Hurricane Ignacio is bringing dangerous surf to east shores, muggy, uncomfortable weather and the chance of thunderstorms as it continues to pass north of the islands.
On the Big Island, high surf generated by Ignacio closed Bayfront Highway in Hilo between Pauahi and Waianuenue streets and beach parks at Coconut Island, Onekahakaha, Kealoha and the Bayfront canoe area.
The surf also sent sand and ocean debris over Kamehameha Highway near Kaaawa Elementary School on Oahu.
On Kauai, officials closed Poipu Beach and all east-facing beaches, from Anahola to Lydgate beach parks, because of high surf and hazardous ocean conditions.
A high-surf warning for east-facing shores is in effect until 6 a.m. Wednesday. Surf is expected to peak at 10 to 15 feet Tuesday. A reinforcement swell from Hurricane Jimena is forecast to arrive Wednesday and the high surf warning may be extended.
At 5 a.m. Tuesday, Ignacio was about 310 miles east-northeast of Honolulu and 275 miles north-northeast of Hilo, moving northwest at 10 mph.
Maximum sustained winds of 80 mph continue to weaken. The hurricane-force winds extended 35 miles from the center and tropical storm-force winds extended 175 miles.
Ignacio should be a tropical storm by Wednesday, forecasters said.
“Ignacio will pass 200 to 300 miles to the northeast of all the main Hawaiian islands over the next day or so,” according to Central Pacific Hurricane Center forecasters.
Forecasters expect “very humid conditions with spotty heavy showers, mainly each afternoon,” to continue for the rest of the week even after Ignacio moves off to the north.
“Ignacio will cut off the trade winds entirely as it passes northeast of the islands through tonight,” the National Weather Service said. “Many people may find conditions uncomfortably stagnant and humid despite any wind that can develop in this environment.”
Winds are expected to be light and from the south.
Hurricane Jimena moved into the Central Pacific Tuesday morning as a Category 3 hurricane with winds of 120 mph.
At 5 a.m. Tuesday, Jimena was about 1,000 miles east of Hilo, moving west-northwest at 10 mph.
Hurricane-force winds extend outward up to 60 miles from the center and tropical storm-force winds extend up to 205 miles, according to forecasters with the National Hurricane Center in Miami.
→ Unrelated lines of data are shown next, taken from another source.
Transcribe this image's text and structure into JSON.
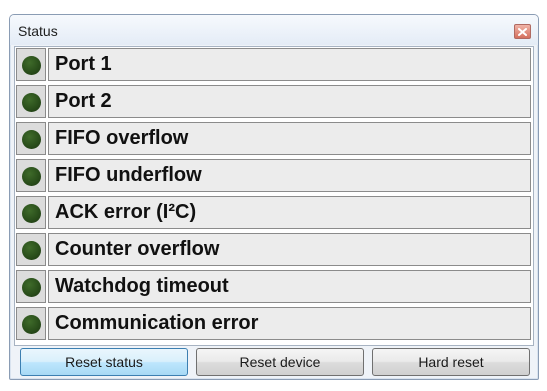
{
  "window": {
    "title": "Status"
  },
  "status_items": [
    {
      "label": "Port 1"
    },
    {
      "label": "Port 2"
    },
    {
      "label": "FIFO overflow"
    },
    {
      "label": "FIFO underflow"
    },
    {
      "label": "ACK error (I²C)"
    },
    {
      "label": "Counter overflow"
    },
    {
      "label": "Watchdog timeout"
    },
    {
      "label": "Communication error"
    }
  ],
  "buttons": {
    "reset_status": "Reset status",
    "reset_device": "Reset device",
    "hard_reset": "Hard reset"
  },
  "colors": {
    "led_off": "#2a4f1b",
    "close_button": "#d4705e"
  }
}
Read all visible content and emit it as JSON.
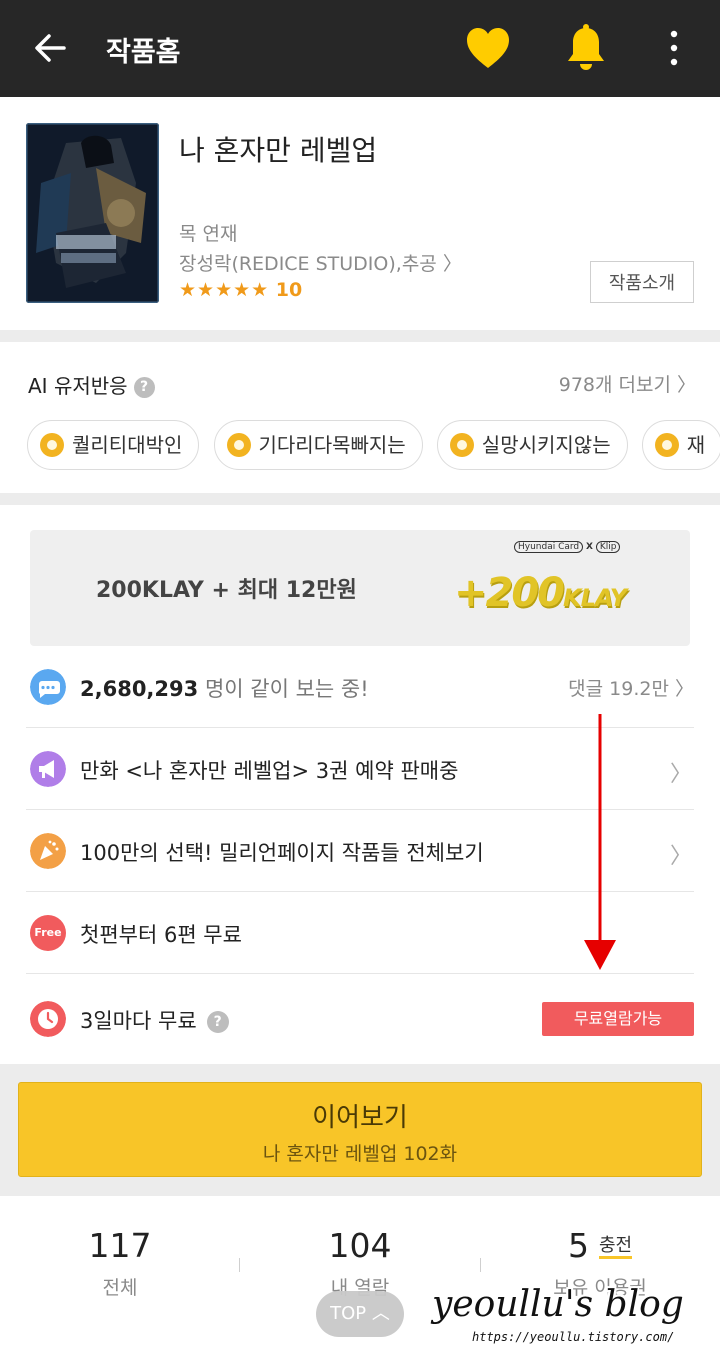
{
  "topbar": {
    "title": "작품홈",
    "icons": [
      "back-arrow-icon",
      "heart-icon",
      "bell-icon",
      "more-vertical-icon"
    ],
    "heart_color": "#ffcc00",
    "bell_color": "#ffcc00"
  },
  "work": {
    "title": "나 혼자만 레벨업",
    "schedule": "목 연재",
    "authors": "장성락(REDICE STUDIO),추공 〉",
    "stars": "★★★★★",
    "rating": "10",
    "intro_button": "작품소개"
  },
  "ai": {
    "label": "AI 유저반응",
    "help": "?",
    "more": "978개 더보기 〉",
    "chips": [
      "퀄리티대박인",
      "기다리다목빠지는",
      "실망시키지않는",
      "재"
    ]
  },
  "banner": {
    "text": "200KLAY + 최대 12만원",
    "brand_left": "Hyundai Card",
    "brand_x": "X",
    "brand_right": "Klip",
    "promo_plus": "+200",
    "promo_unit": "KLAY"
  },
  "rows": {
    "viewers_count": "2,680,293",
    "viewers_text": "명이 같이 보는 중!",
    "comments": "댓글 19.2만 〉",
    "preorder": "만화 <나 혼자만 레벨업> 3권 예약 판매중",
    "million": "100만의 선택! 밀리언페이지 작품들 전체보기",
    "free_icon": "Free",
    "free_first": "첫편부터 6편 무료",
    "every3": "3일마다 무료",
    "every3_badge": "무료열람가능"
  },
  "continue": {
    "label": "이어보기",
    "episode": "나 혼자만 레벨업 102화"
  },
  "stats": {
    "total": {
      "value": "117",
      "label": "전체"
    },
    "viewed": {
      "value": "104",
      "label": "내 열람"
    },
    "owned": {
      "value": "5",
      "label": "보유 이용권",
      "charge": "충전"
    }
  },
  "top_button": "TOP ︿",
  "watermark": "yeoullu's blog",
  "watermark_url": "https://yeoullu.tistory.com/",
  "colors": {
    "accent": "#f8c528",
    "badge": "#f15b5d",
    "star": "#f09a1a",
    "annotation_arrow": "#e60000"
  }
}
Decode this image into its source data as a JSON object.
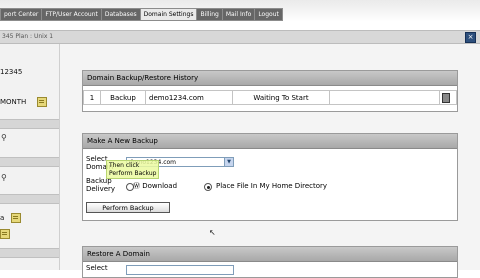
{
  "nav": {
    "items": [
      {
        "label": "port Center",
        "active": false
      },
      {
        "label": "FTP/User Account",
        "active": false
      },
      {
        "label": "Databases",
        "active": false
      },
      {
        "label": "Domain Settings",
        "active": true
      },
      {
        "label": "Billing",
        "active": false
      },
      {
        "label": "Mail Info",
        "active": false
      },
      {
        "label": "Logout",
        "active": false
      }
    ]
  },
  "titlebar": {
    "title": "345 Plan : Unix 1"
  },
  "sidebar": {
    "account_id": "12345",
    "period_label": "MONTH"
  },
  "history": {
    "heading": "Domain Backup/Restore History",
    "rows": [
      {
        "index": "1",
        "type": "Backup",
        "domain": "demo1234.com",
        "status": "Waiting To Start"
      }
    ]
  },
  "new_backup": {
    "heading": "Make A New Backup",
    "select_domain_label": "Select Domain",
    "domain_value": "demo1234.com",
    "delivery_label": "Backup Delivery",
    "option_download": "Download",
    "option_place": "Place File In My Home Directory",
    "perform_button": "Perform Backup",
    "tooltip_line1": "Then click",
    "tooltip_line2": "Perform Backup"
  },
  "restore": {
    "heading": "Restore A Domain",
    "select_label": "Select"
  }
}
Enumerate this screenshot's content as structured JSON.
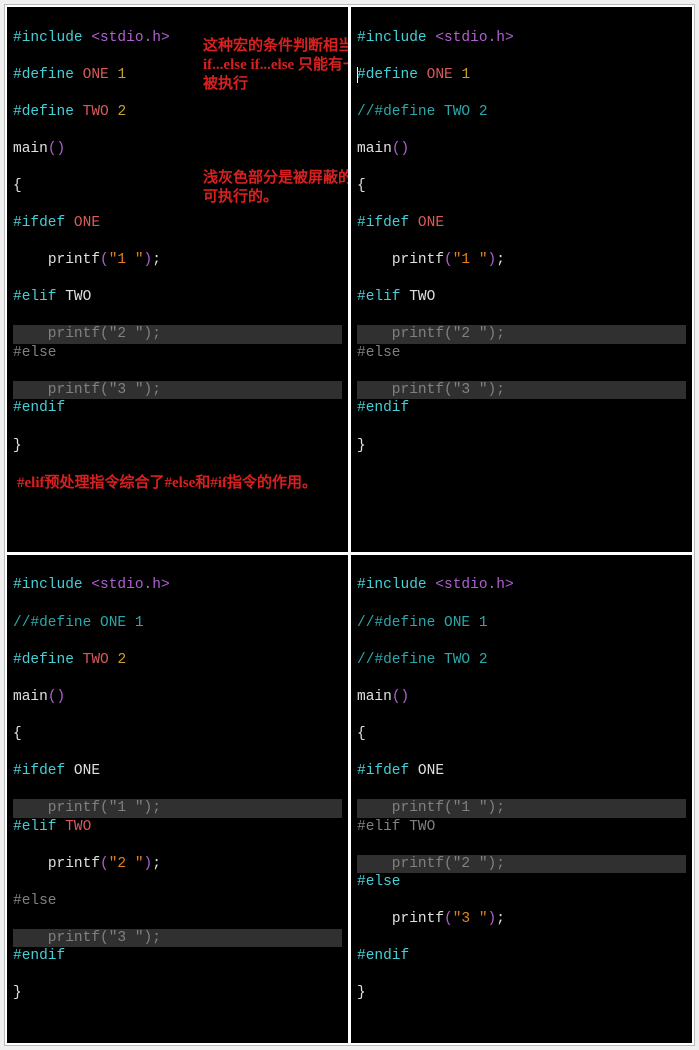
{
  "common": {
    "include": "#include",
    "header": "<stdio.h>",
    "define": "#define",
    "one": "ONE",
    "two": "TWO",
    "n1": "1",
    "n2": "2",
    "main": "main",
    "lparen": "(",
    "rparen": ")",
    "lbrace": "{",
    "rbrace": "}",
    "ifdef": "#ifdef",
    "elif": "#elif",
    "else": "#else",
    "endif": "#endif",
    "printf": "printf",
    "s1": "\"1 \"",
    "s2": "\"2 \"",
    "s3": "\"3 \"",
    "semi": ";",
    "cmt_one": "//#define ONE 1",
    "cmt_two": "//#define TWO 2"
  },
  "annot": {
    "a1": "这种宏的条件判断相当于\nif...else if...else\n只能有一个被执行",
    "a2": "浅灰色部分是被屏蔽的，不可执行的。",
    "footnote": "#elif预处理指令综合了#else和#if指令的作用。"
  }
}
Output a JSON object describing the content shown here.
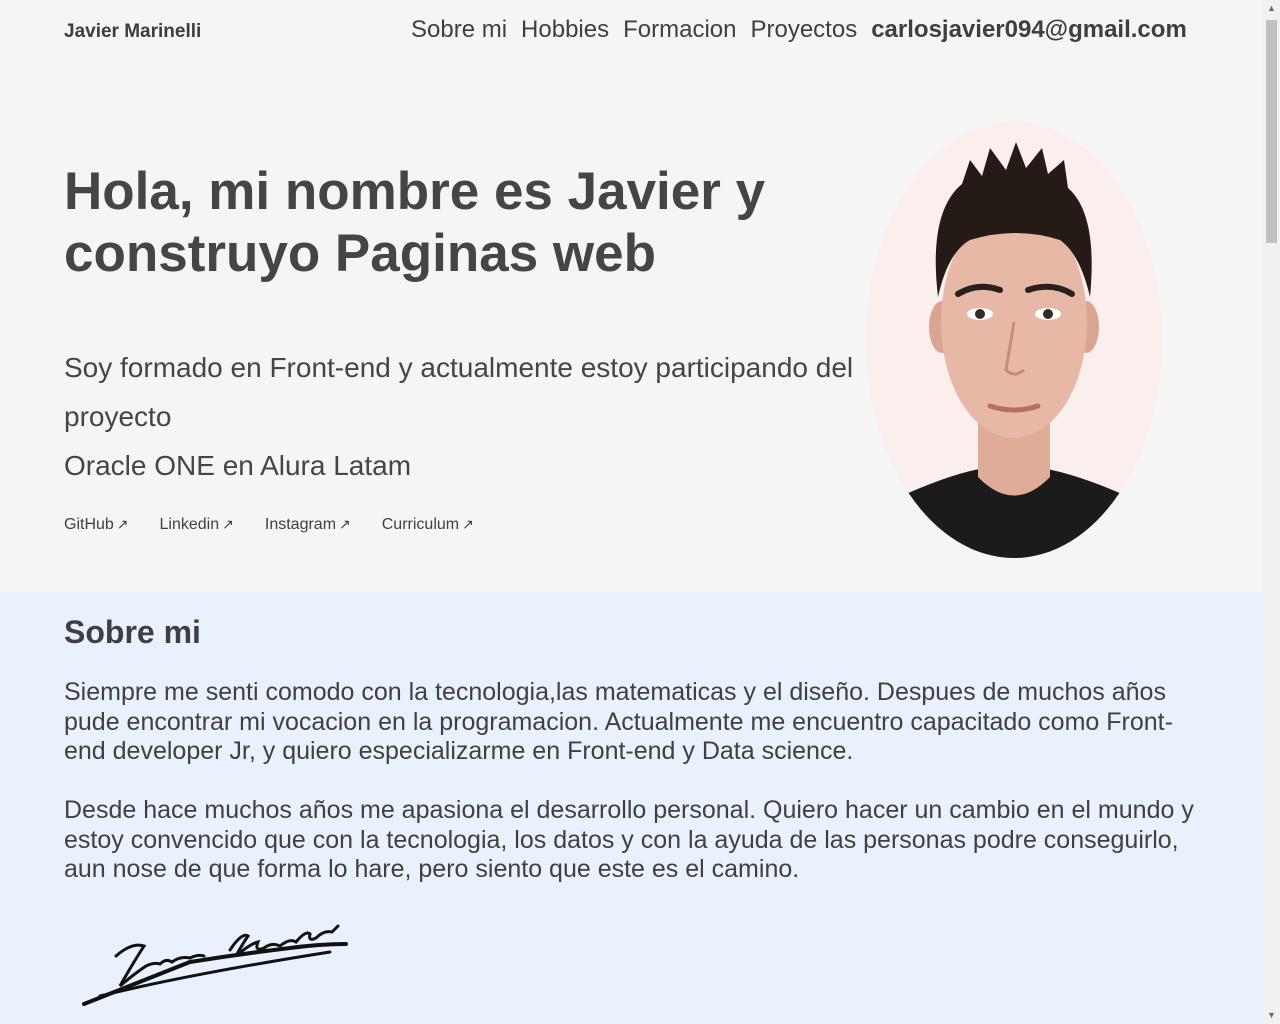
{
  "header": {
    "brand": "Javier Marinelli",
    "nav": [
      "Sobre mi",
      "Hobbies",
      "Formacion",
      "Proyectos"
    ],
    "email": "carlosjavier094@gmail.com"
  },
  "hero": {
    "title": "Hola, mi nombre es Javier y construyo Paginas web",
    "desc_line1": "Soy formado en Front-end y actualmente estoy participando del proyecto",
    "desc_line2": "Oracle ONE en Alura Latam",
    "links": [
      "GitHub",
      "Linkedin",
      "Instagram",
      "Curriculum"
    ],
    "link_arrow": "↗"
  },
  "about": {
    "title": "Sobre mi",
    "p1": "Siempre me senti comodo con la tecnologia,las matematicas y el diseño. Despues de muchos años pude encontrar mi vocacion en la programacion. Actualmente me encuentro capacitado como Front-end developer Jr, y quiero especializarme en Front-end y Data science.",
    "p2": "Desde hace muchos años me apasiona el desarrollo personal. Quiero hacer un cambio en el mundo y estoy convencido que con la tecnologia, los datos y con la ayuda de las personas podre conseguirlo, aun nose de que forma lo hare, pero siento que este es el camino.",
    "signature_text": "Javier Marinelli"
  },
  "colors": {
    "page_bg": "#f5f5f5",
    "about_bg": "#e9f1fc",
    "text": "#454545"
  }
}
The storm is expected weaken and turn to the north over the next two days,
Other than an increase in surf, it’s too early to tell if Jimena will pass close enough to affect Hawaii’s weather. If it takes a more northerly path, it could have very little to no effect on Hawaii’s weather. A track further to the south could bring continued muggy weather to the islands.
Kilo, the last storm to menace Hawaii, moved past the International Date Line and out of the Central Pacific overnight.
Behind Jimena, Tropical Depression 14E, the 14th tropical cyclone in the East Pacific, formed southeast of Baja California Monday.
At 5 a.m. Tuesday, the storm was about 725 miles south-southwest of Baja California, moving northwest at 8 mph, with winds of 35 mph.
The system is expected to become a tropical storm before weakening and could threaten the Mexican state of Baja California this weekend.